All I know about the solution is that if $p$ minimizes the sum of distances, then
$$\cos{\alpha}+\cos{\beta}+\cos{\gamma}=0$$
The equation above comes directly from the derivative of the function of sum of distances if we assume that the line has equation $y = 0$:
$$\frac{d}{dx} \sum_{i=1}^3 \sqrt{(x-x_i)^2+(0 – y_i)^2} = 0$$
$$\sum_{i=1}^3 \frac{x-x_i}{\sqrt{(x-x_i)^2+(y_i)^2}} = 0$$
$$\cos{\alpha}+\cos{\beta}+\cos{\gamma}=0$$
However, that is not really helpful neither for construction nor finding the solution analytically. Some rare situations may be solved using Brianchon's theorem.
That is, if we add symmetrical reflections of $x_1$,$x_2$,$x_3$ on the opposite sides of $l$ and the six points are vertices of a hexagon circumscribing a conic section, then the intersection of the main diagonals minimizes the sum of distances. However it is far from general solution.
Best Answer
As JJacquelin answered, Newton method is the simplest way to solve your problem.
As usual, you need a guess. You can get it minimizing first the sum of the squared distances that is to say $$\frac{d}{dx} \sum_{i=1}^3 \big({(x-x_i)^2+(0 - y_i)^2}\big) = 0\implies x=\frac 13\sum_{i=1}^3 x_i$$ For the test case, this gives $x_0=6.83$.
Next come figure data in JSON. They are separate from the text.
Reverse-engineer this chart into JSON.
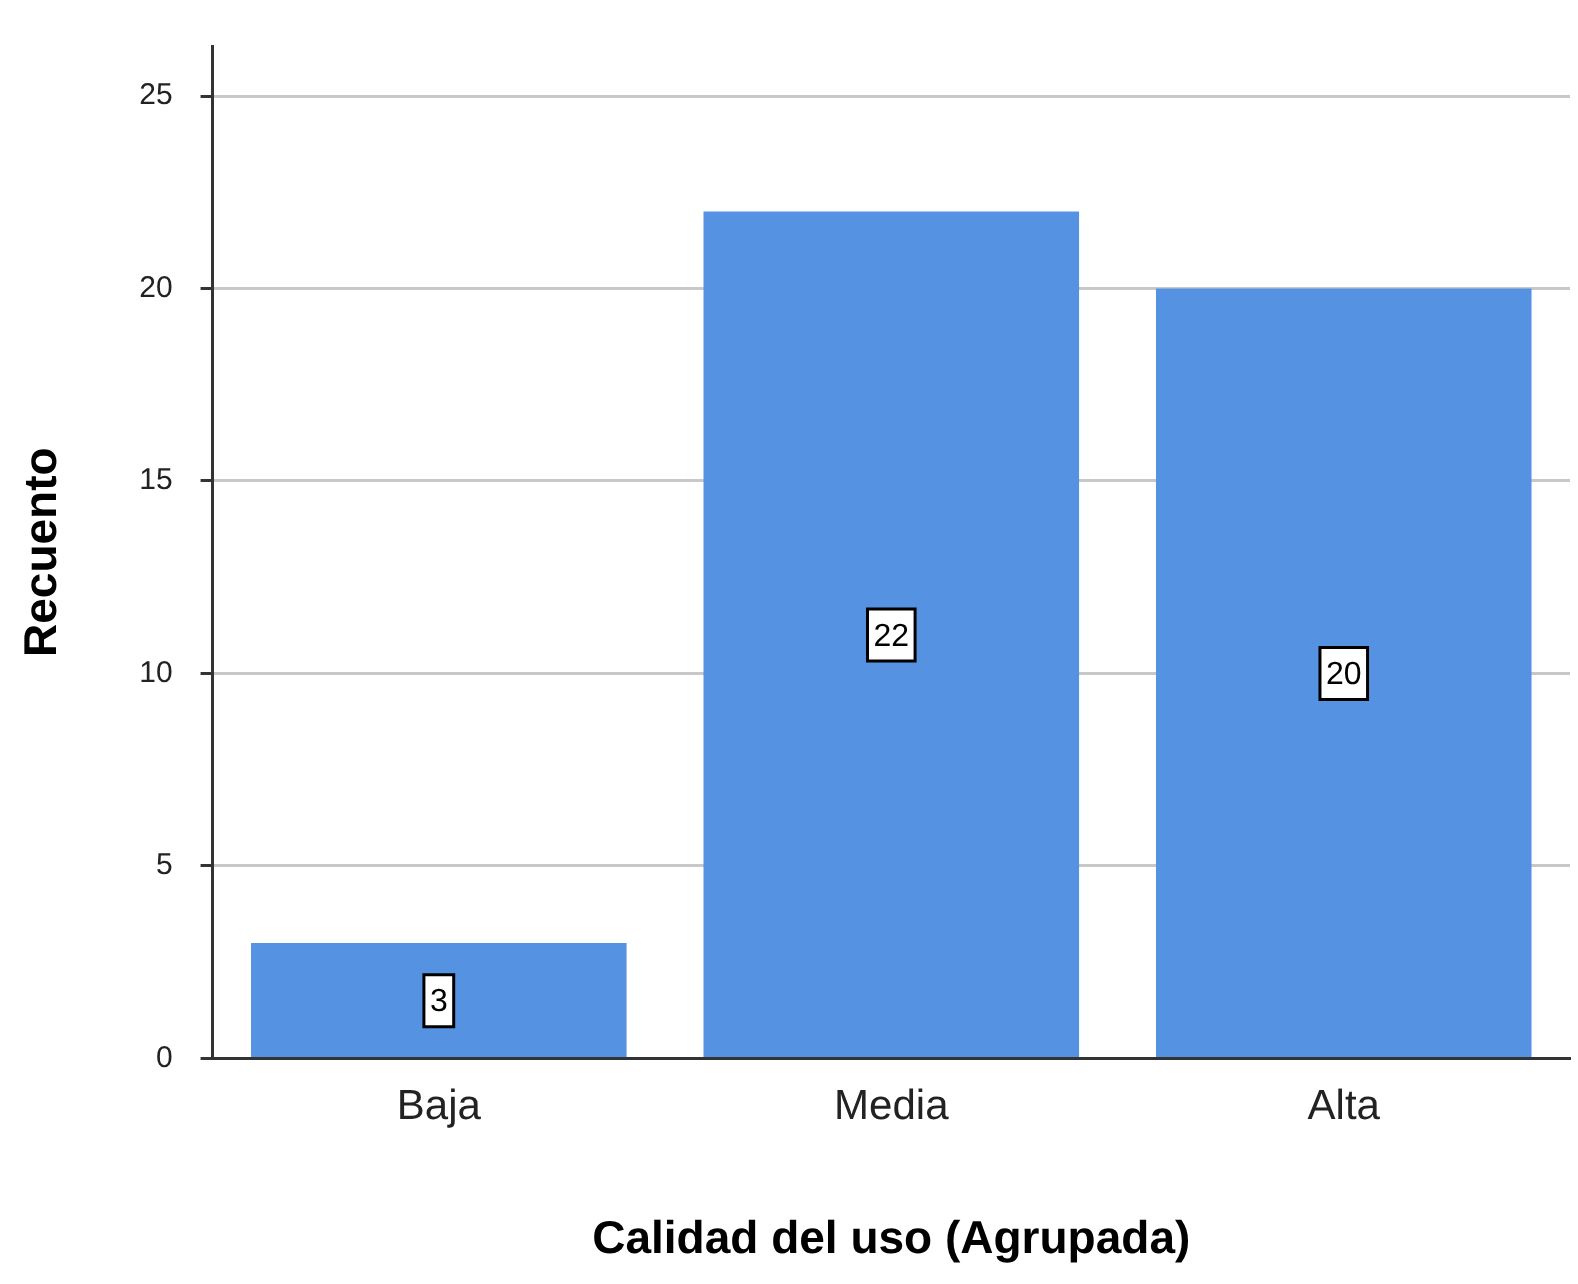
{
  "chart_data": {
    "type": "bar",
    "xlabel": "Calidad del uso (Agrupada)",
    "ylabel": "Recuento",
    "categories": [
      "Baja",
      "Media",
      "Alta"
    ],
    "values": [
      3,
      22,
      20
    ],
    "color": "#5593e2",
    "ylim": [
      0,
      26.3
    ],
    "yticks": [
      0,
      5,
      10,
      15,
      20,
      25
    ],
    "grid": "y",
    "data_labels": true
  }
}
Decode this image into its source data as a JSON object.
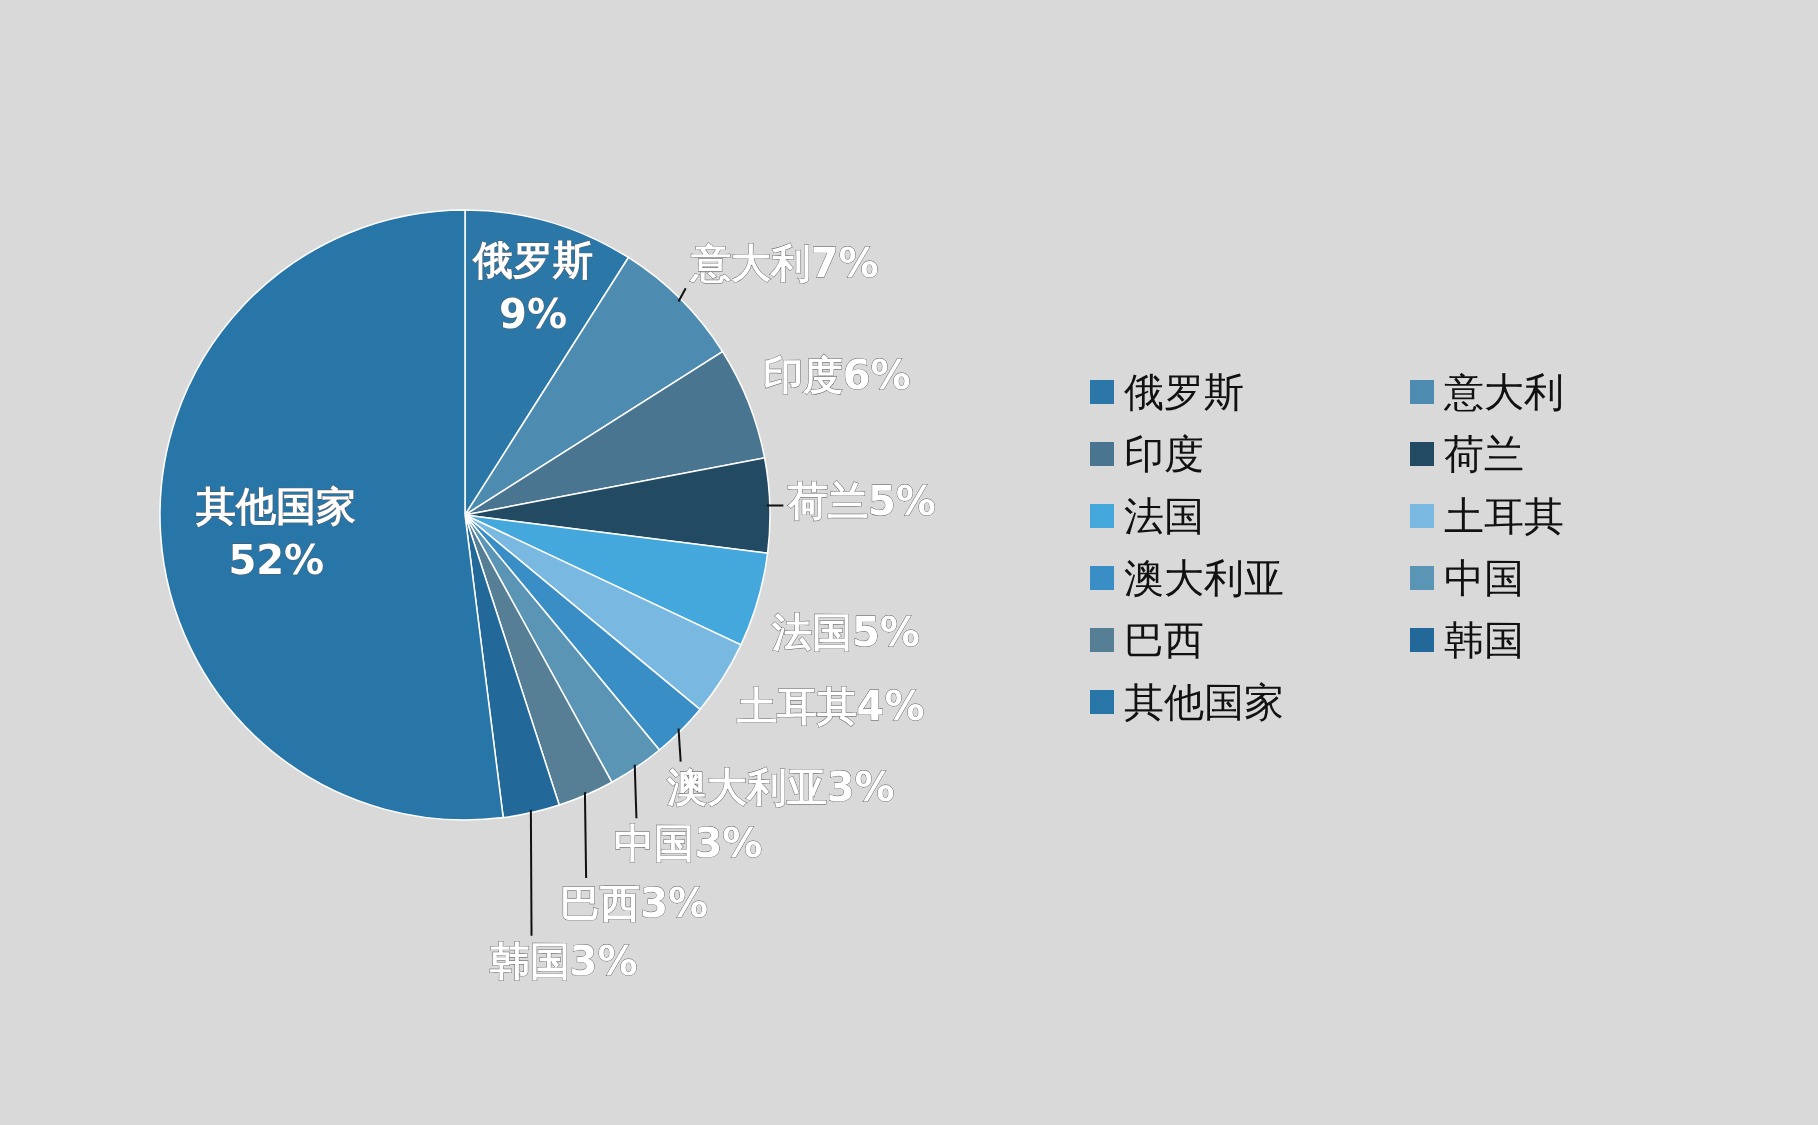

Now, for the real problem, Newton method will generate the following iterates $$\left( \begin{array}{cc} n & x_{(n)} \\ 0 & 6.8333333 \\ 1 & 6.3992290 \\ 2 & 6.4017089 \\ 3 & 6.4017090 \end{array} \right)$$
Edit
Making the problem more general for $n$ points, the iterates of Newton method are given by
$$x_{(n+1)}=x_{(n)}-\frac{\sum _{i=1}^n \frac{x_{(n)}-x_i}{\left(x_{(n)}^2-2 x_{(n)} x_i+x_i^2+y_i^2\right)^{1/2}}}{\sum _{i=1}^n \frac{y_i^2}{\left(x_{(n)}^2-2 x_{(n)} x_i+x_i^2+y_i^2\right)^{3/2}}}\qquad \text{with} \qquad x_{(0)}=\frac 1n\sum_{i=1}^n x_i$$ which should converge in a couple of iterations.